You have now separated the 'finding' as a concept a bit more cleanly from the symptom/treatment that it is a finding of. Also, whether or not the finding is positive or negative is explicitly modeled (rather than implied by the presence/absense of an 'excluded' property or a 'Exclusion' type).

(As an aside: since we link an individual with a class here via a non-typing relation (... :of :Dyspnea) we must rely on OWL 2 punning to make this valid in OWL DL)

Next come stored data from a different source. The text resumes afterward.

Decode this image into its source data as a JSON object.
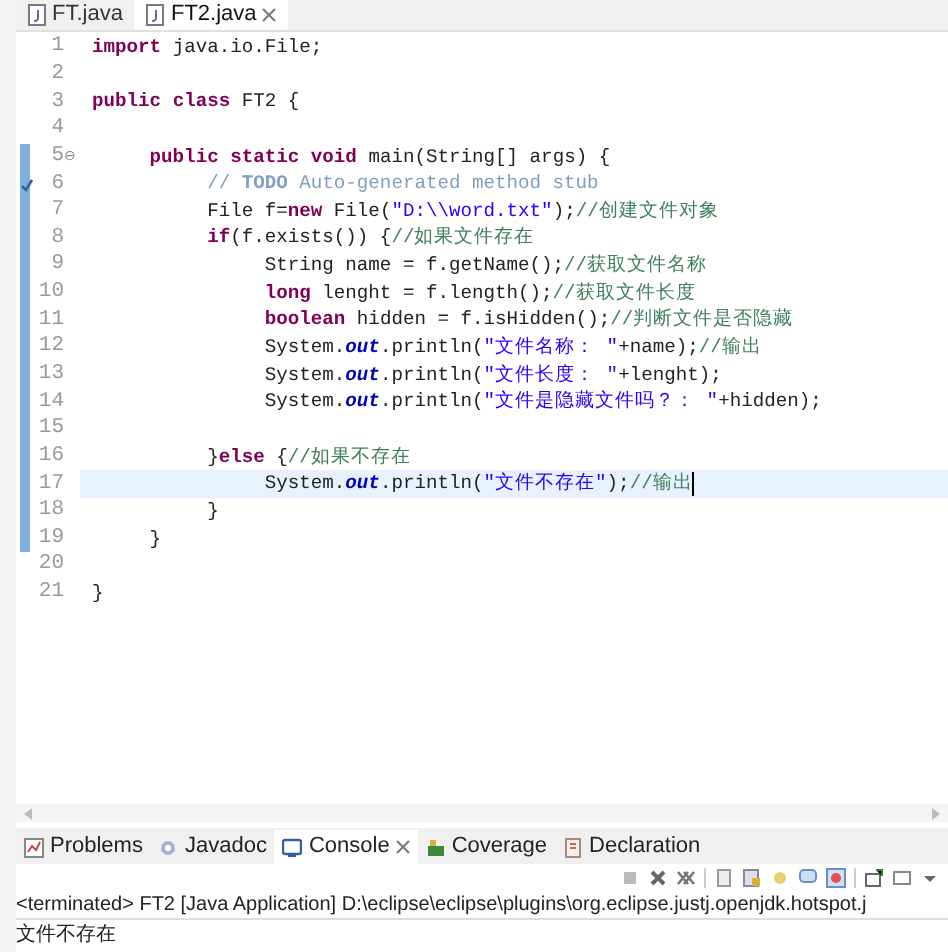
{
  "editor_tabs": [
    {
      "label": "FT.java",
      "selected": false
    },
    {
      "label": "FT2.java",
      "selected": true
    }
  ],
  "code_lines": [
    {
      "number": "1",
      "current": false,
      "tokens": [
        {
          "kind": "keyword",
          "text": "import "
        },
        {
          "kind": "plain",
          "text": "java.io.File;"
        }
      ]
    },
    {
      "number": "2",
      "current": false
    },
    {
      "number": "3",
      "current": false,
      "tokens": [
        {
          "kind": "keyword",
          "text": "public "
        },
        {
          "kind": "keyword",
          "text": "class "
        },
        {
          "kind": "plain",
          "text": "FT2 {"
        }
      ]
    },
    {
      "number": "4",
      "current": false
    },
    {
      "number": "5",
      "current": false,
      "fold": "⊖",
      "tokens": [
        {
          "kind": "keyword",
          "text": "     public "
        },
        {
          "kind": "keyword",
          "text": "static "
        },
        {
          "kind": "keyword",
          "text": "void "
        },
        {
          "kind": "plain",
          "text": "main(String[] args) {"
        }
      ]
    },
    {
      "number": "6",
      "current": false,
      "task_marker": true,
      "tokens": [
        {
          "kind": "javadoc",
          "text": "          // "
        },
        {
          "kind": "todo",
          "text": "TODO"
        },
        {
          "kind": "javadoc",
          "text": " Auto-generated method stub"
        }
      ]
    },
    {
      "number": "7",
      "current": false,
      "tokens": [
        {
          "kind": "plain",
          "text": "          File f="
        },
        {
          "kind": "keyword",
          "text": "new"
        },
        {
          "kind": "plain",
          "text": " File("
        },
        {
          "kind": "string",
          "text": "\"D:\\\\word.txt\""
        },
        {
          "kind": "plain",
          "text": ");"
        },
        {
          "kind": "comment",
          "text": "//创建文件对象"
        }
      ]
    },
    {
      "number": "8",
      "current": false,
      "tokens": [
        {
          "kind": "keyword",
          "text": "          if"
        },
        {
          "kind": "plain",
          "text": "(f.exists()) {"
        },
        {
          "kind": "comment",
          "text": "//如果文件存在"
        }
      ]
    },
    {
      "number": "9",
      "current": false,
      "tokens": [
        {
          "kind": "plain",
          "text": "               String name = f.getName();"
        },
        {
          "kind": "comment",
          "text": "//获取文件名称"
        }
      ]
    },
    {
      "number": "10",
      "current": false,
      "tokens": [
        {
          "kind": "keyword",
          "text": "               long"
        },
        {
          "kind": "plain",
          "text": " lenght = f.length();"
        },
        {
          "kind": "comment",
          "text": "//获取文件长度"
        }
      ]
    },
    {
      "number": "11",
      "current": false,
      "tokens": [
        {
          "kind": "keyword",
          "text": "               boolean"
        },
        {
          "kind": "plain",
          "text": " hidden = f.isHidden();"
        },
        {
          "kind": "comment",
          "text": "//判断文件是否隐藏"
        }
      ]
    },
    {
      "number": "12",
      "current": false,
      "tokens": [
        {
          "kind": "plain",
          "text": "               System."
        },
        {
          "kind": "field",
          "text": "out"
        },
        {
          "kind": "plain",
          "text": ".println("
        },
        {
          "kind": "string",
          "text": "\"文件名称： \""
        },
        {
          "kind": "plain",
          "text": "+name);"
        },
        {
          "kind": "comment",
          "text": "//输出"
        }
      ]
    },
    {
      "number": "13",
      "current": false,
      "tokens": [
        {
          "kind": "plain",
          "text": "               System."
        },
        {
          "kind": "field",
          "text": "out"
        },
        {
          "kind": "plain",
          "text": ".println("
        },
        {
          "kind": "string",
          "text": "\"文件长度： \""
        },
        {
          "kind": "plain",
          "text": "+lenght);"
        }
      ]
    },
    {
      "number": "14",
      "current": false,
      "tokens": [
        {
          "kind": "plain",
          "text": "               System."
        },
        {
          "kind": "field",
          "text": "out"
        },
        {
          "kind": "plain",
          "text": ".println("
        },
        {
          "kind": "string",
          "text": "\"文件是隐藏文件吗？： \""
        },
        {
          "kind": "plain",
          "text": "+hidden);"
        }
      ]
    },
    {
      "number": "15",
      "current": false
    },
    {
      "number": "16",
      "current": false,
      "tokens": [
        {
          "kind": "plain",
          "text": "          }"
        },
        {
          "kind": "keyword",
          "text": "else"
        },
        {
          "kind": "plain",
          "text": " {"
        },
        {
          "kind": "comment",
          "text": "//如果不存在"
        }
      ]
    },
    {
      "number": "17",
      "current": true,
      "tokens": [
        {
          "kind": "plain",
          "text": "               System."
        },
        {
          "kind": "field",
          "text": "out"
        },
        {
          "kind": "plain",
          "text": ".println("
        },
        {
          "kind": "string",
          "text": "\"文件不存在\""
        },
        {
          "kind": "plain",
          "text": ");"
        },
        {
          "kind": "comment",
          "text": "//输出"
        }
      ]
    },
    {
      "number": "18",
      "current": false,
      "tokens": [
        {
          "kind": "plain",
          "text": "          }"
        }
      ]
    },
    {
      "number": "19",
      "current": false,
      "tokens": [
        {
          "kind": "plain",
          "text": "     }"
        }
      ]
    },
    {
      "number": "20",
      "current": false
    },
    {
      "number": "21",
      "current": false,
      "tokens": [
        {
          "kind": "plain",
          "text": "}"
        }
      ]
    }
  ],
  "panel_tabs": [
    {
      "label": "Problems",
      "selected": false
    },
    {
      "label": "Javadoc",
      "selected": false
    },
    {
      "label": "Console",
      "selected": true
    },
    {
      "label": "Coverage",
      "selected": false
    },
    {
      "label": "Declaration",
      "selected": false
    }
  ],
  "console": {
    "header": "<terminated> FT2 [Java Application] D:\\eclipse\\eclipse\\plugins\\org.eclipse.justj.openjdk.hotspot.j",
    "output": "文件不存在"
  }
}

To query for a patient with a finding (whether positive or negative) about Dyspnea:

 SELECT ?x 
 WHERE {
    ?x a :Patient; 
       :hasFinding [ :of :Dyspnea ] .
 }

And to query for patients with confirmed absense of Dyspnea:

 SELECT ?x 
 WHERE {
    ?x a :Patient; 
       :hasFinding [ :of :Dyspnea ;
                     :conclusion false ] .
 }
4
Joshua Taylor On

If your diseases are represented as individuals, then you can use negative object property assertions to literally say, e.g.,

         ¬hasFinding(john,Dyspnea)

        NegativeObjectPropertyAssertion(hasFinding john Dyspnea)

Of course, if you have lots of things that aren't the case, then this might get a bit involved. It's probably the most semantically correct, though. It also means that your query could match directly against the data in the ontology, which might make for quicker results. (Of course, you'd still have the issues of trying to infer when the negative object property holds.)

This doesn't work if diseases are represented as classes, though. If diseases are represented by classes, then you can use class expressions, similar to what you propose. E.g.,

        (∀ hasFinding.¬Dyspnea)(john)

        ClassAssertion(ObjectAllValuesFrom(hasFinding ObjectComplementOf(Dyspnea)) john)

This is similar to your third option, but I wonder if it might perform better. It seems like a slightly more direct way of saying what you're trying to say (i.e., if someone has a disease, it's not one of these diseases).

I do agree with Jeen's answer, though; there's a lot of subjectivity here, and a great deal of getting it "right" is actually just a matter of finding something that's reasonable to work with, performs well enough for you, and that seems not entirely unnatural.